In the physical world edit

Many physical world events and projects choose their nymity standards to work within their planned context and use cases.

  • Chatham house rules define a popular model of having a conversation that is recorded and summarized/refactored with no individual attribution
  • Masquerades, most notably w:Carnival, let people "set aside their everyday individuality and experience a heightened sense of social unity".

On the Internet at large edit

  • SecureDrop and other tools let people share documents or information, in a way that supports brief dialogue, without divulging their identity
  • Tor provides a form of network anonymity which is effective enough to be widely used for some types of abuse.
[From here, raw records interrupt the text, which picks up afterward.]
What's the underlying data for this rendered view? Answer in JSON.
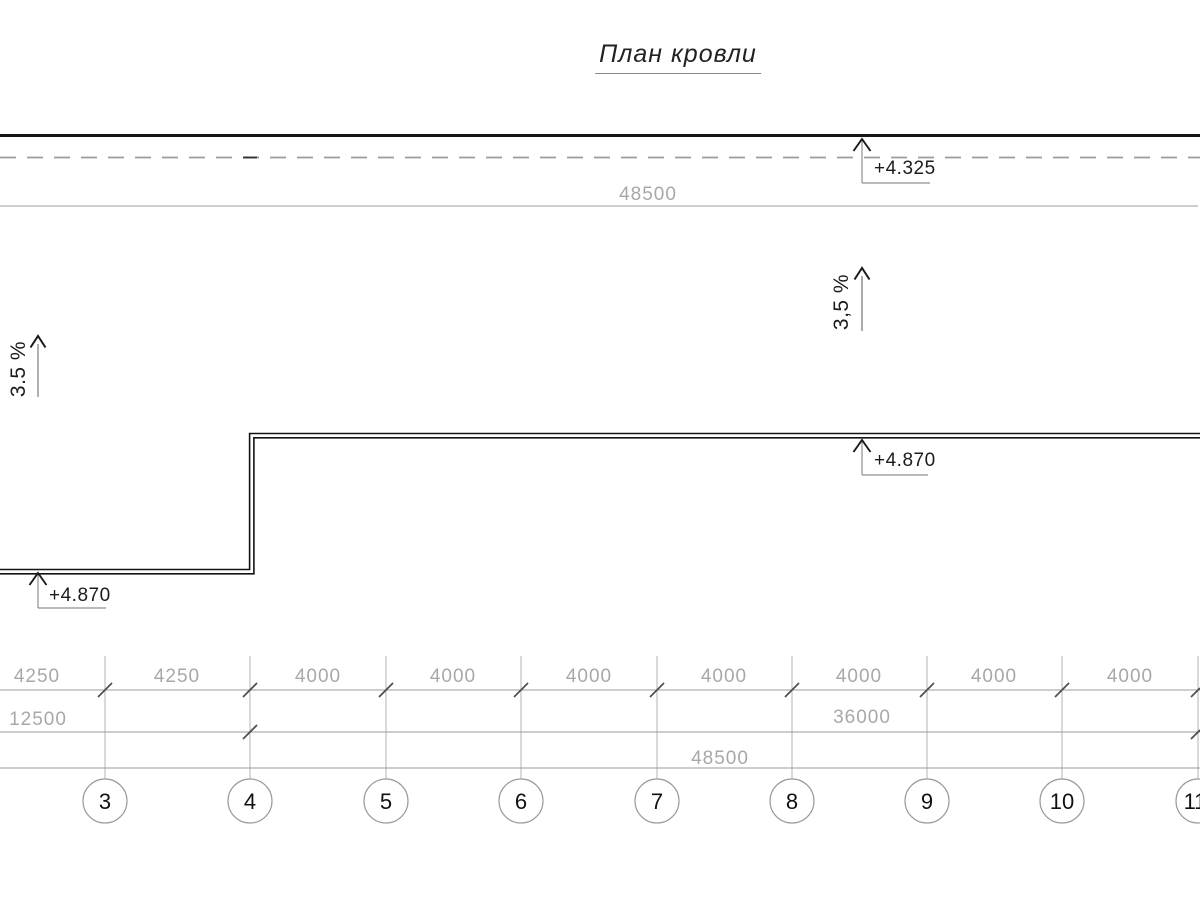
{
  "title": "План кровли",
  "roof": {
    "parapet_elevation": "+4.325",
    "upper_roof_elevation_right": "+4.870",
    "upper_roof_elevation_left": "+4.870",
    "slope_left": "3.5 %",
    "slope_right": "3,5 %"
  },
  "dimensions": {
    "top_total": "48500",
    "segments": [
      "4250",
      "4250",
      "4000",
      "4000",
      "4000",
      "4000",
      "4000",
      "4000",
      "4000"
    ],
    "subtotals": [
      "12500",
      "36000"
    ],
    "grand_total": "48500"
  },
  "axes": {
    "labels": [
      "3",
      "4",
      "5",
      "6",
      "7",
      "8",
      "9",
      "10",
      "11"
    ]
  },
  "colors": {
    "line_gray": "#9b9b9b",
    "text_gray": "#a8a8a8",
    "ink": "#1a1a1a"
  }
}
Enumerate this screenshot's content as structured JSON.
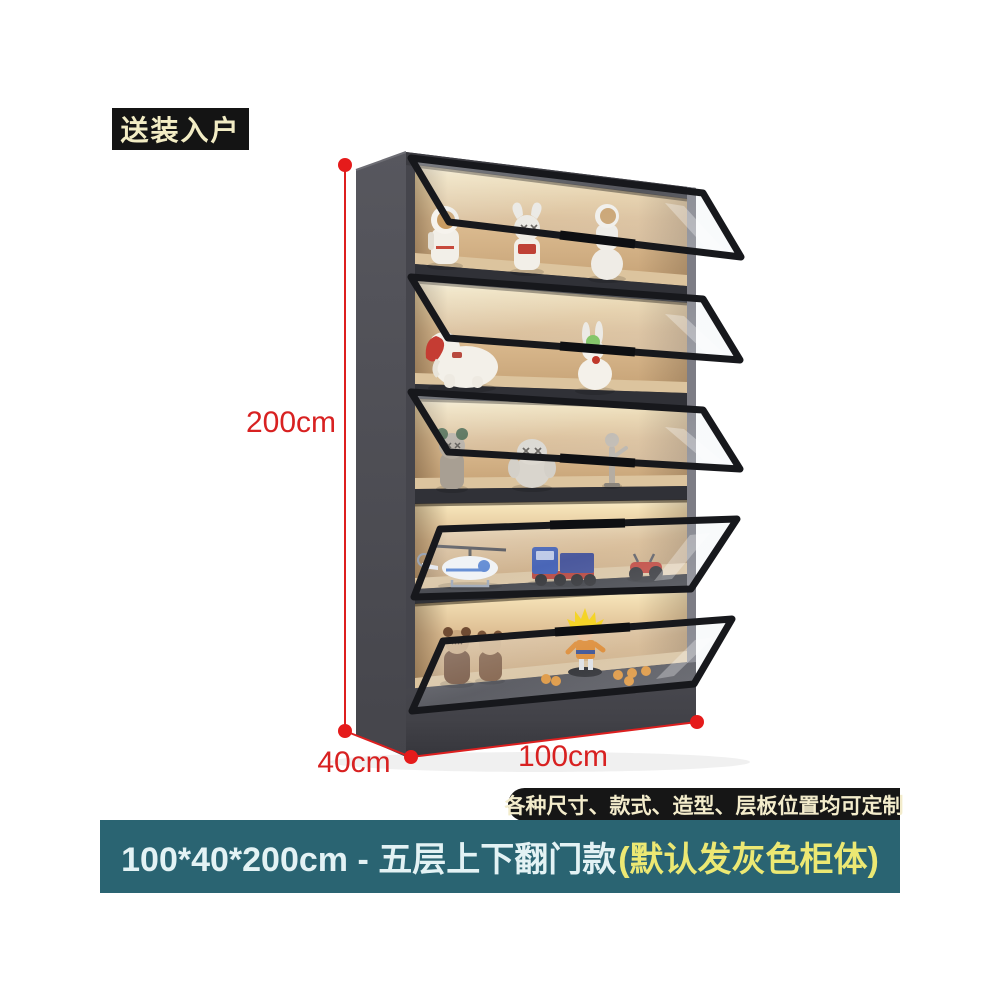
{
  "badge": {
    "label": "送装入户"
  },
  "dimensions": {
    "height_label": "200cm",
    "depth_label": "40cm",
    "width_label": "100cm",
    "annotation_color": "#dd1f1f"
  },
  "cabinet": {
    "body_color": "#4b4b52",
    "door_count": 5,
    "shelves": [
      {
        "name": "astronaut-figurines"
      },
      {
        "name": "elephant-and-rabbit-figurines"
      },
      {
        "name": "kaws-style-figurines"
      },
      {
        "name": "vehicle-models"
      },
      {
        "name": "bear-and-goku-figurines"
      }
    ]
  },
  "ribbon": {
    "label": "各种尺寸、款式、造型、层板位置均可定制"
  },
  "banner": {
    "text_main": "100*40*200cm - 五层上下翻门款 ",
    "text_highlight": "(默认发灰色柜体)",
    "background": "#2a6472",
    "highlight_color": "#ece873"
  }
}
Their FAQ templates highlight some of they ways they have addressed this so far.

In the wikiverse edit

The range of nymity in the universe of other wiki projects, has included

  • strong anonymity (supporting Tor / letting anyone make edits or suggestions w/o leaving a record of who they were)
  • weak anonymity (leaving no public trace but letting admins and bots see enough metadata to fingerprint users)
  • pseudonymity (have as many alts as you want, each one has to build up its own store of reputation with the community to gain access to higher-leverage tools)
  • real-nymity (all accounts are identified with a singular persona, which can be verified against real-world identity papers).

The Wikimedia projects have chosen something in the middle: moderate social norms around limiting and declaring alt accounts; no role accounts, so that each account is operated by a single person (or their bot) over time; support for weak anonymity but with a heavily restricted set of tools and features available to anons -- even reversible things like image uploads, new page creation, and page renames being restricted to the set of 'autoconfirmed' accounts that have a minimum age and edit count.

Here as elsewhere, the decisions around what nym context to support are determined by a tension between a philosophical desire to make contribution as easy and context-free as possible, and the real problem of spam which grows as bots become cheaper to run and the site in question becomes more popular / more valuable a target for search engine optimization.